As well as a prolific film career, Hoskins was also busy in television, having some 36 credits. His last TV role was his appearance as Smee in the mini-series Neverland (2011), a prequel to Peter Pan. His last film performance was that of Muir in the American fantasy film Snow White and the Huntsman (2012). In all, Hoskins appeared in almost 80 films, including 10 television films, in his 40-year acting career.
Hoskins was married twice. His first wife Jane Livesey was a teacher, whom he married in 1967. The couple had two children; Alex (b. 1968) and Sarah (b. 1972). They divorced in 1978. Hoskins’ second marriage was to Linda Banwell, in 1982. She, like his first wife, was also a teacher. The couple also had two children: Rosa (b. 1983) and Jack (b. 1986). They remained married until Hoskins’ death in 2014.
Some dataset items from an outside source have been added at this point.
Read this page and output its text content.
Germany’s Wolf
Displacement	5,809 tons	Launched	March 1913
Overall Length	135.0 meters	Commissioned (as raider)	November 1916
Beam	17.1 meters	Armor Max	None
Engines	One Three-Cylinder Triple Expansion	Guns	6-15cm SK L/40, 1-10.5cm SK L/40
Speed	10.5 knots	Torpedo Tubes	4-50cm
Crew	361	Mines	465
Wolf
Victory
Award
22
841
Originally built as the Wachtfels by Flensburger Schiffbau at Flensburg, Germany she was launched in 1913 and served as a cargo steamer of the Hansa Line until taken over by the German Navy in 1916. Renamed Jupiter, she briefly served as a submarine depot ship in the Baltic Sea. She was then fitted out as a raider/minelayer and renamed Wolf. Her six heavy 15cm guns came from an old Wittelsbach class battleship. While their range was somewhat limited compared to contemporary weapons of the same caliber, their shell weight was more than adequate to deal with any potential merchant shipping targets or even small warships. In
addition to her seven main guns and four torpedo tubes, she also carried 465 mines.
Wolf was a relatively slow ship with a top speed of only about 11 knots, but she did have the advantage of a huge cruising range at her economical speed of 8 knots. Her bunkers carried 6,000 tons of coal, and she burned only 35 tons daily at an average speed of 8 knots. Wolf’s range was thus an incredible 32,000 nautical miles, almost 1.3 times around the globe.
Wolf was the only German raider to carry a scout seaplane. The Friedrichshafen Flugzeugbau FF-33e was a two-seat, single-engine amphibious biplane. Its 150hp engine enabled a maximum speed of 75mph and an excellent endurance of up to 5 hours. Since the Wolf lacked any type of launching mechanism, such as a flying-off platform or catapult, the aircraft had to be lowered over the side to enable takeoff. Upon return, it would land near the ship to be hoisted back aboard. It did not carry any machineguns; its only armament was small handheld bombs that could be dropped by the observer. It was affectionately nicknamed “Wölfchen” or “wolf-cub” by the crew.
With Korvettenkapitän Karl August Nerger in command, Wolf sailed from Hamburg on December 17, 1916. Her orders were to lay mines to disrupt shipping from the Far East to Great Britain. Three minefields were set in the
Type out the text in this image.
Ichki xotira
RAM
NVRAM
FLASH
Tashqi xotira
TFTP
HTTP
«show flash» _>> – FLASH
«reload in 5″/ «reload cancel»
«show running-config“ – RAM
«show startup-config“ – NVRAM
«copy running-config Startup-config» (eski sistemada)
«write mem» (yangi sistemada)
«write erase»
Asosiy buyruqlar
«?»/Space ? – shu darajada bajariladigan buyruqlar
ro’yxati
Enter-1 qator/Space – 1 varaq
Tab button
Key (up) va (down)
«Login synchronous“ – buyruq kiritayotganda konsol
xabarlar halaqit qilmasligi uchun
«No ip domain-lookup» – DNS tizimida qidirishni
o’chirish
Hoskins was known for being particularly down-to-earth. He reputedly said that he would never accept a knighthood. He was also known for his dry wit and self-deprecating sense of humour. Hoskins recounted in one interview being put on standby to play Al Capone in The Untouchables. The role eventually went to Robert De Nero. The director, Brian De Palma sent him a cheque for £20,000 for his troubles. Hoskins phone him up and retorted, “Brian if you’ve ever got any other films you don’t want me in, son, you just give me a call,”.
Illness and death
In 2012, Hoskins announced that he had been diagnosed with Parkinson’s disease and was retiring from acting. He died of pneumonia on 29 April 2014 at a hospital in London. Survived by his wife Linda and four children, he was buried in Highgate Cemetery, Camden, London.